Le milieu universitaire non plus ne l’a pas vu passer. Car nous avons très peu de données et d’études sur ce nouveau modèle. Même les acteurs au sein de grandes sociétés ou de collectivités ont du mal à convaincre leur conseil d’administration parce qu’ils n’ont pas assez de données. Pour l’instant, elles sont empiriques et professionnelles, rarement universitaires.
N’y-a-t-il pas aussi des résistances inconscientes ?

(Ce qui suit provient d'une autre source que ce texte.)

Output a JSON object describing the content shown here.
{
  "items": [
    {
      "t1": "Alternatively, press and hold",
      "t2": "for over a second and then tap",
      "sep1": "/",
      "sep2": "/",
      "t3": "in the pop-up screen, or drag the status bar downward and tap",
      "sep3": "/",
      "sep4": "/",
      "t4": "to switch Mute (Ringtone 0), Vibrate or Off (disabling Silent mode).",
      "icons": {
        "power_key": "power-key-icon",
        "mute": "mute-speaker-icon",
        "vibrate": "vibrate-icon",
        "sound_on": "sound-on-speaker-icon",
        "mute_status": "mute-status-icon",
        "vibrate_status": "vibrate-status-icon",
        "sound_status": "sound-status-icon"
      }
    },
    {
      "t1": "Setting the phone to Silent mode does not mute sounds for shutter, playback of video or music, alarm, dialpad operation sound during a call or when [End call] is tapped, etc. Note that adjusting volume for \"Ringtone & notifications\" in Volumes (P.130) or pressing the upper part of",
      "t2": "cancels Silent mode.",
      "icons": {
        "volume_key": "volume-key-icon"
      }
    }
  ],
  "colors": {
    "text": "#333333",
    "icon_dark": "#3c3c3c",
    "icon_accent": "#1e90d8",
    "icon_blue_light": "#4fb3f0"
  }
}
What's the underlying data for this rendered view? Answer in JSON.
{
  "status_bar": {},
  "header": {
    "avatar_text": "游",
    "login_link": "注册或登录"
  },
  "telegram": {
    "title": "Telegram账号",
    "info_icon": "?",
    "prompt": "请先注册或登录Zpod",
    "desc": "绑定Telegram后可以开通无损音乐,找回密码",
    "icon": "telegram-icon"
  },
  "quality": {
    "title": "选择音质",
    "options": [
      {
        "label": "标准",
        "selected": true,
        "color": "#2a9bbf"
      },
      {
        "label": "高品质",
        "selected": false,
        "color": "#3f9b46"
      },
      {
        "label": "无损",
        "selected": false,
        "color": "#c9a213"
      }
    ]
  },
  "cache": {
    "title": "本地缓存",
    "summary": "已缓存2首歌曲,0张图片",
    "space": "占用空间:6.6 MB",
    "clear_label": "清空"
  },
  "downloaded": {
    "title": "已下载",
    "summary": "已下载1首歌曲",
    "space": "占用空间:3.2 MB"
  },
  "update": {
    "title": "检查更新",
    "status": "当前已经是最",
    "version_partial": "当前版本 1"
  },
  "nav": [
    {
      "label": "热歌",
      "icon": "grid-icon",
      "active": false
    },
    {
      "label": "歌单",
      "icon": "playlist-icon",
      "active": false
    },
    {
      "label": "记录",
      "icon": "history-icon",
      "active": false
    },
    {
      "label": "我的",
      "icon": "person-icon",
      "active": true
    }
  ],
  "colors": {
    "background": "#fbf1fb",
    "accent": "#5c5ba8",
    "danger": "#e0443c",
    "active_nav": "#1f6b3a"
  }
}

C’est davantage une question de méconnaissance et de miroir social. Aujourd’hui par exemple, les études sur les créatifs culturels montrent qu’ils sont entre 20 à 40 % de la population, dans les pays industrialisés. Les valeurs des créatifs culturels reposent sur une conscience d’appartenance à la planète, ils partagent des valeurs écologiques, ils sont ouverts sur des spiritualités différentes non occidentales, ils sont en général insérés dans leur société, ont souvent une activité associative ou contributive localement, etc. Et pourtant ils pensent qu’ils ne sont que 5 % de la population, parce que les médias et les politiques nationaux et internationaux n’ont pas vu cette évolution et n’en font pas un miroir social. Pour l’économie symbiotique c’est un peu la même chose. Elle est en route mais on la voit peu.